Charge structures and security

All-monies debenture

A floating charge over all the assets of a company that secures every present and future liability owed to the lender. Standard ancillary security on UK commercial mortgages to corporate borrowers.

All-monies debenture is a debenture (a charge over a company’s assets) which secures all present and future liabilities owed by that company to the lender, not just the specific commercial mortgage being granted. On UK commercial mortgages to corporate borrowers, an all-monies debenture is standard ancillary security alongside the real-estate first charge.

What the document does

Three things at once:

  1. Fixed charge over named tangible assets (the property, sometimes key plant and machinery).
  2. Floating charge over the rest of the company’s assets (book debts, stock, cash at bank, other property), which crystallises into a fixed charge on default or insolvency.
  3. All-monies wording which extends the security to cover any other obligation the company has or may in future have to the same lender, including unrelated facilities.

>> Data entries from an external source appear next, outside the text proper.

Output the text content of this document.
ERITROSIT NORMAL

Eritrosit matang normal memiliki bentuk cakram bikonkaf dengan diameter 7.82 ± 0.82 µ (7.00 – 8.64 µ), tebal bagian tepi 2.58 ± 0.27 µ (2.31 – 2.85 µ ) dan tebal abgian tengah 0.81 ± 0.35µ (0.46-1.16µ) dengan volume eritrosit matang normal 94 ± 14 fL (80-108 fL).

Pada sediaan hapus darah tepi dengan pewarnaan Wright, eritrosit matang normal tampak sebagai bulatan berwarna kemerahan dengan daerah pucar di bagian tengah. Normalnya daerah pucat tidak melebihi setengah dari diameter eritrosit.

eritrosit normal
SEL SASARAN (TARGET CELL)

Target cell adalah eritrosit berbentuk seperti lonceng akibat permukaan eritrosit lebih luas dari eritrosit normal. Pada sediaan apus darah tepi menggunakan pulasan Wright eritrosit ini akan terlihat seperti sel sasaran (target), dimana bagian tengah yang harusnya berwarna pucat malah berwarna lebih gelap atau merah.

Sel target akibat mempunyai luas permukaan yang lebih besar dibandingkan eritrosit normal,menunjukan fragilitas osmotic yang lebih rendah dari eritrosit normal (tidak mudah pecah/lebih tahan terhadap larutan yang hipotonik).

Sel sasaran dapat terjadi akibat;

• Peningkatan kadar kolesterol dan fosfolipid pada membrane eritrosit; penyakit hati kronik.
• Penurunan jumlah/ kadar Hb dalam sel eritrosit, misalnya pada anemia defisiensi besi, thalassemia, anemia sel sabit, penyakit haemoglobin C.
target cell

The all-monies element is the loaded part. It means a default on a separate working-capital line could, in theory, trigger enforcement against the property even if the commercial mortgage itself is fully performing. In practice lenders rarely cross-default like this, but the contractual right is there.

Why it shows up so often

Clearing banks (Lloyds, NatWest, Barclays, Santander) lean on all-monies debentures as a matter of course, especially for borrowers who also hold operating bank accounts, current accounts and working capital facilities with the same bank. The bank’s view is that all of its exposure to the corporate borrower should be secured by the same package.

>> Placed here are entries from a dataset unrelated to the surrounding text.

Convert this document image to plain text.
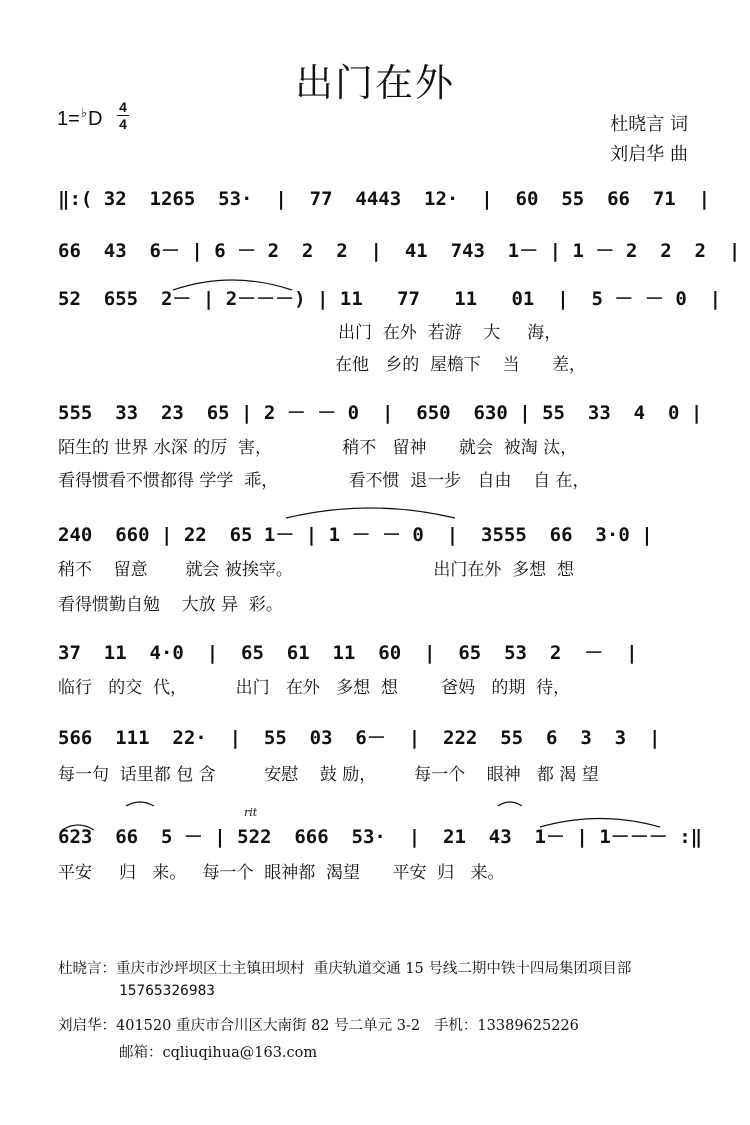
出门在外
1=♭D
4
4	杜晓言 词
刘启华 曲
‖:( 32  1265  53·  |  77  4443  12·  |  60  55  66  71  |
66  43  6－ | 6 － 2  2  2  |  41  743  1－ | 1 － 2  2  2  |
52  655  2－ | 2－－－) | 11   77   11   01  |  5 － － 0  |
出门  在外  若游    大     海，
在他   乡的  屋檐下    当      差，
555  33  23  65 | 2 － － 0  |  650  630 | 55  33  4  0 |
陌生的 世界 水深 的厉  害，             稍不   留神      就会  被淘 汰，
看得惯看不惯都得 学学  乖，             看不惯  退一步   自由    自 在，
240  660 | 22  65 1－ | 1 － － 0  |  3555  66  3·0 |
稍不    留意       就会 被挨宰。                          出门在外  多想  想
看得惯勤自勉    大放 异  彩。
37  11  4·0  |  65  61  11  60  |  65  53  2  －  |
临行   的交  代，         出门   在外   多想  想        爸妈   的期  待，
566  111  22·  |  55  03  6－  |  222  55  6  3  3  |
每一句  话里都 包 含         安慰    鼓 励，       每一个    眼神   都 渴 望
rit
623  66  5 － | 522  666  53·  |  21  43  1－ | 1－－－ :‖
平安     归   来。   每一个  眼神都  渴望      平安  归   来。
杜晓言：重庆市沙坪坝区土主镇田坝村  重庆轨道交通 15 号线二期中铁十四局集团项目部
15765326983
刘启华：401520 重庆市合川区大南街 82 号二单元 3-2   手机：13389625226
邮箱：cqliuqihua@163.com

Specialist commercial mortgage lenders (Shawbrook, InterBay Commercial, LendInvest, Cynergy Bank) often take a debenture but more frequently a specific debenture limited to the property and immediately related assets, rather than all-monies.

What to negotiate

Brokers should look closely at:

  • Cross-default language: can the lender call the commercial mortgage if an unrelated line goes wrong.
  • Release on redemption: does the debenture automatically discharge when the mortgage redeems, or does it survive.
  • Carve-outs: shareholders’ loans, intra-group loans, key supplier contracts can usually be excluded.